BMC Cancer (impact factor: 3.01). 11/2008; 8:335. DOI:10.1186/1471-2407-8-335 pp.335
Source: PubMed

ABSTRACT The hypoxia-inducible factor (HIF) has emerged as an attractive target for cancer therapy. The few publications addressing the prognostic significance of Hypoxia-Inducible Factor 1 alpha (HIF-1 alpha) cellular expression in ovarian cancer produced contradictory findings which are not permissible to widely acceptable conclusions and clinical applications. Our study was designed to investigate this by including a comparatively large number of cases and by using a combination of antibodies to analyze immunohistochemically the expression of HIF-1 alpha.
One hundred (n = 100) neoplastic and 20 benign (controls) pathological samples from paraffin-embedded tissue were included.

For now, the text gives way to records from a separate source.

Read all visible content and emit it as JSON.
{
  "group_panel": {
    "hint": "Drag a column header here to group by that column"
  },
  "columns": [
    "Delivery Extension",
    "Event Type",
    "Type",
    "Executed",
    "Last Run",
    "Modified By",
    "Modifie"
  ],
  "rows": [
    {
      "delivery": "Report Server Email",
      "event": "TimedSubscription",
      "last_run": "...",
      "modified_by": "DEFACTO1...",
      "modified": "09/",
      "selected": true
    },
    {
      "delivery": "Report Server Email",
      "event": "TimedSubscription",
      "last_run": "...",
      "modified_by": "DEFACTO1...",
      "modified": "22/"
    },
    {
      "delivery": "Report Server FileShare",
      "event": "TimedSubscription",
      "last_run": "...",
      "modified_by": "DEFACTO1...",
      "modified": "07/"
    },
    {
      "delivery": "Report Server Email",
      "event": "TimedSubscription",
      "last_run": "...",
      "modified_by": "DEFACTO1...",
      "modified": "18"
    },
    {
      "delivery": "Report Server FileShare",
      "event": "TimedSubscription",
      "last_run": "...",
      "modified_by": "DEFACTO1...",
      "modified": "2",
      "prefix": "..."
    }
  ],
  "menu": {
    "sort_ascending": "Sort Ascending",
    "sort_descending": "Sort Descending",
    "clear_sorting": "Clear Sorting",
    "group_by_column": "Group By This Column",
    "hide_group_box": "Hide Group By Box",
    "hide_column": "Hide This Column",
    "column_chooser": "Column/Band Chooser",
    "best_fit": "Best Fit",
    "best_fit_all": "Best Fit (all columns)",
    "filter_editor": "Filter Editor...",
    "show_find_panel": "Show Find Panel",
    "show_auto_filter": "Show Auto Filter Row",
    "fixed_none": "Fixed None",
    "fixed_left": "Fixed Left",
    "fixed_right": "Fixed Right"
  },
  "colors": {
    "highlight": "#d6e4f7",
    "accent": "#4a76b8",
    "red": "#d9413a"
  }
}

They were classified after surgery as stage I (n = 23) and stage III G3 (n = 55). Also 22 borderline serous adenocarcinoma patients and 20 benign controls were stained. The mean follow up was 3 years. Only patients with the diagnosis of serous carcinoma of stage III, G3 who received 6 cycles of postoperative TC (175-180 mg/m2 paclitaxel and carboplatin after calculating the area under the concentration curve) with complete medical records (n = 55) were selected for survival analysis. The survival analysis of the samples compared two groups after the patients were dichotomized by HIF-1 alpha final score to positive and negative.
The frequency of the nuclear expression of HIF-1 alpha in benign tumours was significantly lower (median: no expression) than in borderline and ovarian cancer tumours combined (p < 0.001). HIF-1 alpha expression in serous ovarian carcinoma was not stage dependent. The overall survival of patients with tumours that stained strongly for HIF-1 alpha was significantly shorter than that of patients with tumours that stained weakly or were negative for HIF-1 alpha (p = 0.01). Kaplan-Meier survival curves confirmed that HIF-1 alpha "positive" had decreased overall survival compared to HIF-1 alpha "negative" patients (p = 0.003) and this was an independent adverse prognostic factor (multivariable analysis p = 0.006). HIF-1 alpha "positive" patients displayed a shorter median progress free interval (PFI) (not statistically significant p > 0.05). Interestingly the overall PFI of the subgroup of patients that have undergone suboptimal cytoreduction at primary surgery (n = 21) with tumours that stained strongly for HIF-1 alpha was significantly worse than that of patients with tumours that stained weakly or were negative for HIF- 1 alpha (p = 0.03).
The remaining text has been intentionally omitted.